Edit: 45 minutes later and I stil am not able to get IObroker to run on my computers. Not sure what's going on here, but the Windows installer just doesn't work (the service bat file is nowhere to be found) and installation on Linux just doesn't finish. It keeps trying to do the same npm install over and over again. Tested on Ubuntu 18.04 on an Intel CPU host and Bash on Windows (Ubuntu 18.04)

fraeggle commented 6 years ago

not sure with windows.. i think there are some software dependencies. Runing it on Raspberry. for Windows ioBroker verwendet Node.js als Plattform und setzt diese voraus. (Download: http://nodejs.org/download/) first node.js has to be installed.

fluppie commented 6 years ago

I also have an issue with one module with 4 DS18B20 sensors connected. I thought it was my RasPi but took a clean Raspbian Streth image and installed mosquitto and node-red onto it. Same issue, connection breaks after 6-12 hours.

afbeelding

afbeelding

Dashboard: https://emoncms.org/Edegem/scrtmp2e The 4 curves from the ESP are CV_aanvoer, CV_retour and Sanitair_warm, Sanitair_koud

Grovkillen commented 6 years ago

@fluppie if you use official builds?

fluppie commented 6 years ago

No, I build myself with PlatformIO/Atom EDIT: Ha, I didn't read well, I'll try an official build.

fluppie commented 6 years ago

afbeelding

Let's watch this!

redskinhu commented 5 years ago

Hi

I have/had a same problem, i using HomeAssistant but after ESPEasy_mega-20181111 fw is the problem looks fixed to me.

Thx T

fluppie commented 5 years ago

Mine was still loosing connection after 2-3 days. I'll update to: ESP_Easy_mega-20181112_normal_ESP8266_4096.bin

Let's see!

redskinhu commented 5 years ago

Mine was lose the conn. after 1-10 hours. I have ~10h30min uptime and all (5pcs) the related modules connected. :-)

fraeggle commented 5 years ago

seems it would be worth to try... still on 2709 because need a stable connection. Pls keep me informed. :-))

fluppie commented 5 years ago

You can also follow via: https://emoncms.org/Edegem/scrtmp2e and check if the CV and Sanitair graphs are there :).

redskinhu commented 5 years ago

1 day uptime and still ok. :-)

fraeggle commented 5 years ago

You can also follow via: https://emoncms.org/Edegem/scrtmp2e and check if the CV and Sanitair graphs are there :).

:-D Sanitair_warm nearly 60 C ? little Campfire? ;-) I will try the firm.. Thanks...

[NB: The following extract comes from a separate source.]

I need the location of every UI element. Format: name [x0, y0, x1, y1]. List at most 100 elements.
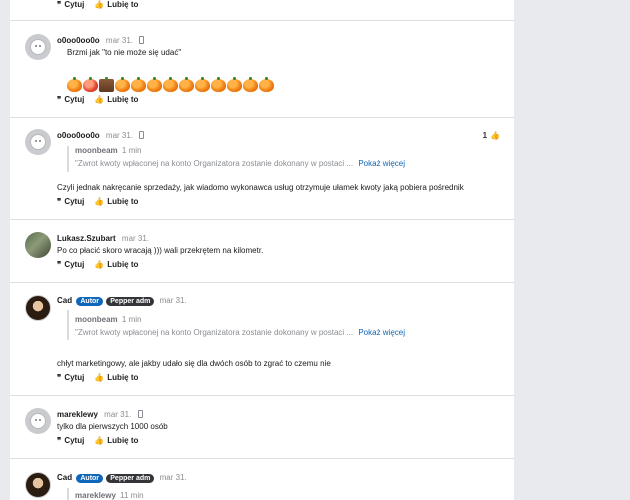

fluppie commented 5 years ago

I was showering ;-)

fraeggle commented 5 years ago

1 day... still connected :-D using 12112018

redskinhu commented 5 years ago

After ~3days 3hours one of my unit lost the MQTT connection. :-( ( mega-20181112 4096 VCC fw )

Sasch600xt commented 5 years ago

@redskinhu: just to make sure, is it still working well after the unit lost MQTT connection ? because on my side, it is only showing up as "connection lost" but still working fine with all MQTT actions.

Greetz Sascha

TD-er commented 5 years ago

Indeed, a lost connection is not uncommon every now and then. As long as the connection is being rebuilt without human intervention, there is no problem. WiFi connections will be reset every now and then and there is nothing you can do to prevent it. As soon as such a connection is lost, it notifies MQTT clients on the same node to reconnect.

redskinhu commented 5 years ago

It looks some kind of LWT related problem. MQTT is not totally disconnected, ESPEasy sends / recieve MQTT messages but the LWT is not renewed so the HomeAssistant didn't get the LWT connected message therfore it shows the relevant sensor/switch is unavailable. This is my theory...

fraeggle commented 5 years ago

Mine Still connected and unlike my first post even MQTT LWT tells me connected. Looks good.

Indeed, a lost connection is not uncommon every now and then. As long as the connection is being rebuilt without human intervention, there is no problem. WiFi connections will be reset every now and then and there is nothing you can do to prevent it. As soon as such a connection is lost, it notifies MQTT clients on the same node to reconnect.

OK is there a possibility to renew LWT connected in this case?

TD-er commented 5 years ago

It is supposed to send the LWT at the moment it renews the connection.